Editorial: No way to treat protesters

Last week was a black one for Taiwan. First there were the mass executions on Wednesday night of eight men who, while almost certainly guilty of the crimes they were supposed to have committed, nevertheless were prosecuted, convicted and given mandatory death sentences under a law which many legal experts believe to be invalid. A knee in the groin of due process, then.

And then we were treated to the spectacle on Saturday, the eve of National Day, of riot police laying into earthquake victims who had had the temerity to gather outside the Presidential Office, seeking to talk to President Lee Teng-hui (李登輝) about problems with the government's quake relief and rebuilding policies, without the required police permit. So, a good poke in the eye of civil liberties as well.

The protesters outside the Presidential Office did obtain a permit, of course. They were far too law-abiding to presume that they had the right to assemble any time, any place to sound off about their grievances. But the permit was, in a masterly piece of insensitivity, cancelled by the Taipei City Police, virtually as the buses from central Taiwan were leaving to bring the protesters north.

The reason for the cancellation, according to the police, was that as Lee had gone to central Taiwan on Saturday morning to answer people's complaints in Taichung County's Tali, there was no need for the demonstrators to come north. If this wasn't patronizing enough, the quake victims were then told by the deputy director of Taipei City Police Department's Chungshan branch that they should spend their time more usefully in rebuilding their homes -- as if finding the money and land with which to do this was not a large part of their problems.

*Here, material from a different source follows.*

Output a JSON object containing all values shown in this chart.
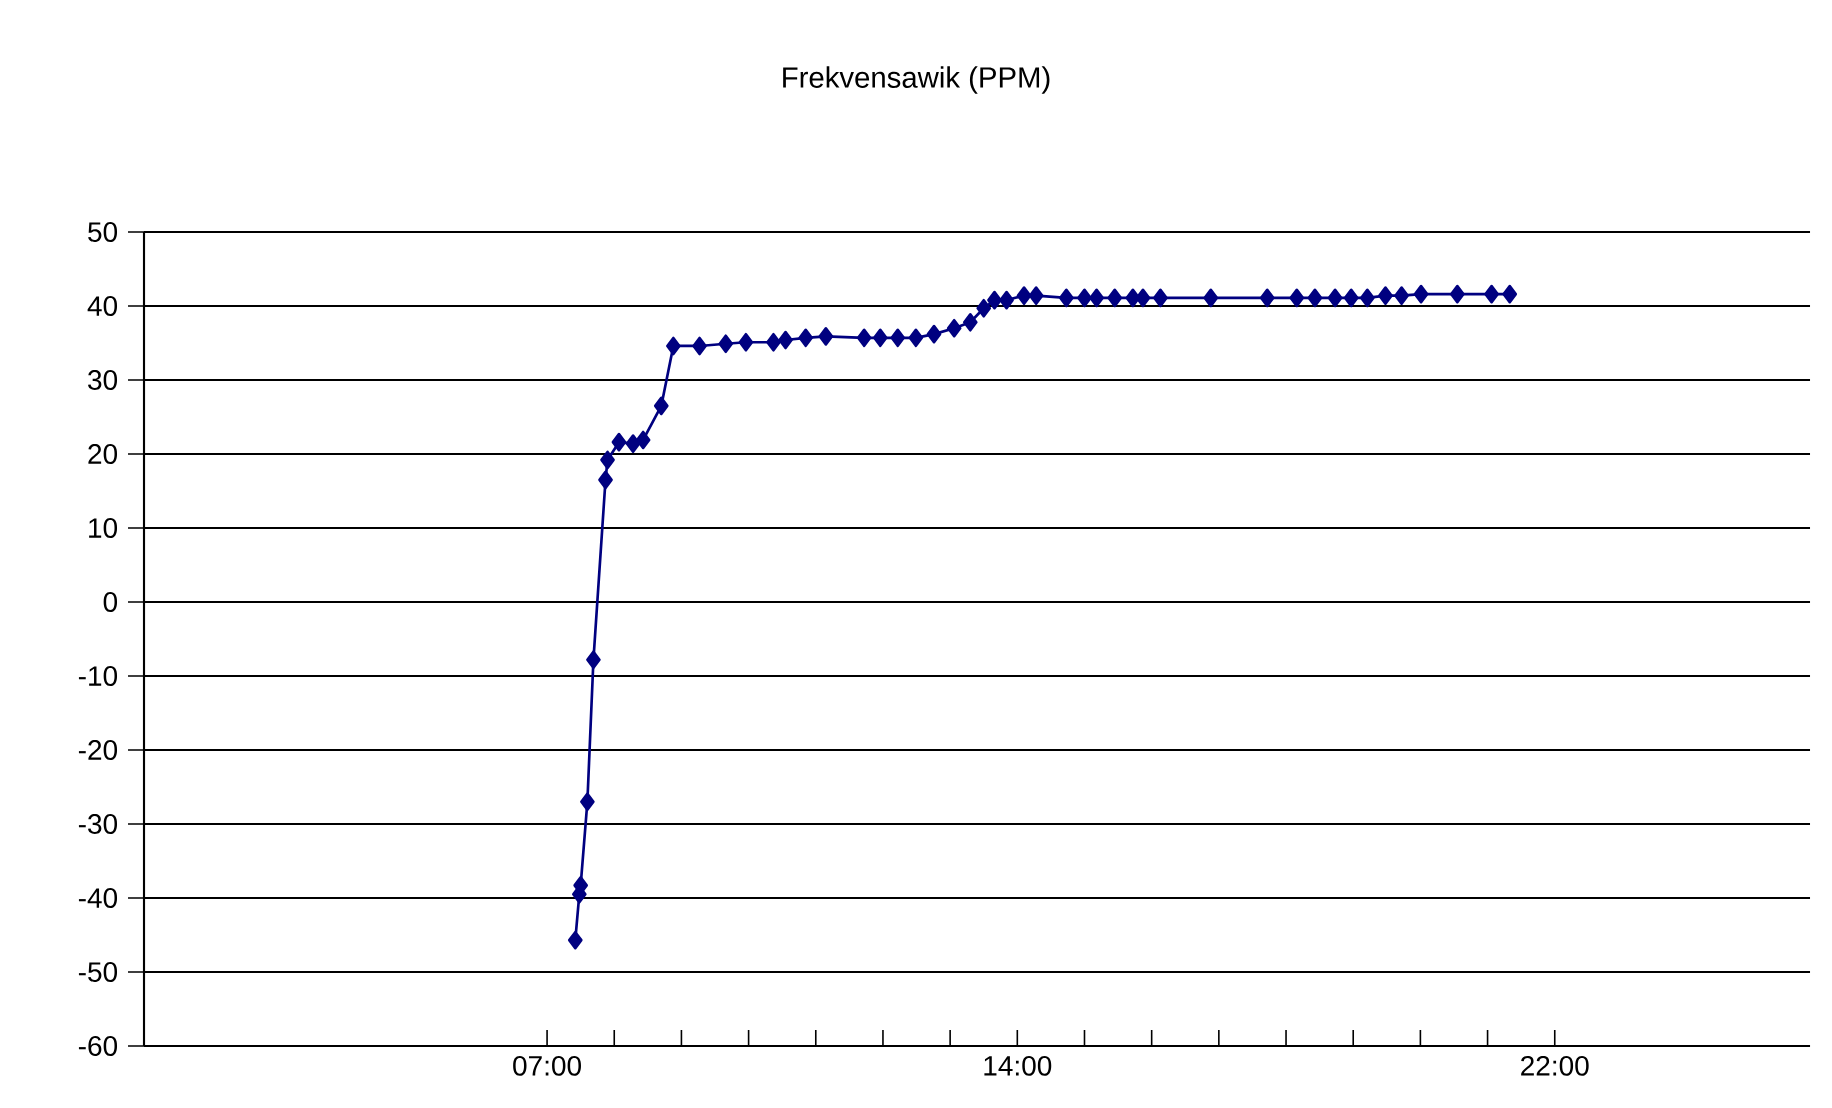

The president seemed to acquit himself well enough at the Tali meeting. Given that previous visits to central Taiwan by Lee had resulted in his helicopter blowing down survivors' tents and a tree, in the process killing a small girl, things could only get better. In Taipei, however, Lee's office bungled badly by failing to send out anyone more senior than a low-ranking functionary to meet the protesters. And then, as if to pour salt on the wound, the police responded to the protesters' request that they also meet with Academia Sinica President Lee Yuan-tseh (李遠晢) by saying that they didn't know his phone number. Really, this is beneath contempt.

Of course, one could be forgiven for expecting such PR blunders by the government. Yet one of the most peculiar things about Saturday's events is how lacking in sympathy everybody else has been. There seems to have been almost an editorial conspiracy of silence on these disgusting events, as if the demonstrators were really in the wrong to have the temerity to voice their grievances on National Day. Apparently, the government and its media toadies think that reverencing an event that happened to other people somewhere else -- which is what Double Ten National Day commemorates -- is more important than paying attention to the problems of the victims of the worst natural disaster in Taiwan for 70 years. Indeed, while central Taiwan's citizens were trying to dry out their tents from the weekend rain, foreign minister Jason Hu was defending government largess to the Marshall Islands and especially Kosovo, saying that "we can't let the quake shake our diplomacy." Which makes this newspaper ask, in the spirit of Jonathan Swift, whether emigrating to either of these localities might be the quickest way for Taiwanese to obtain help from their own government.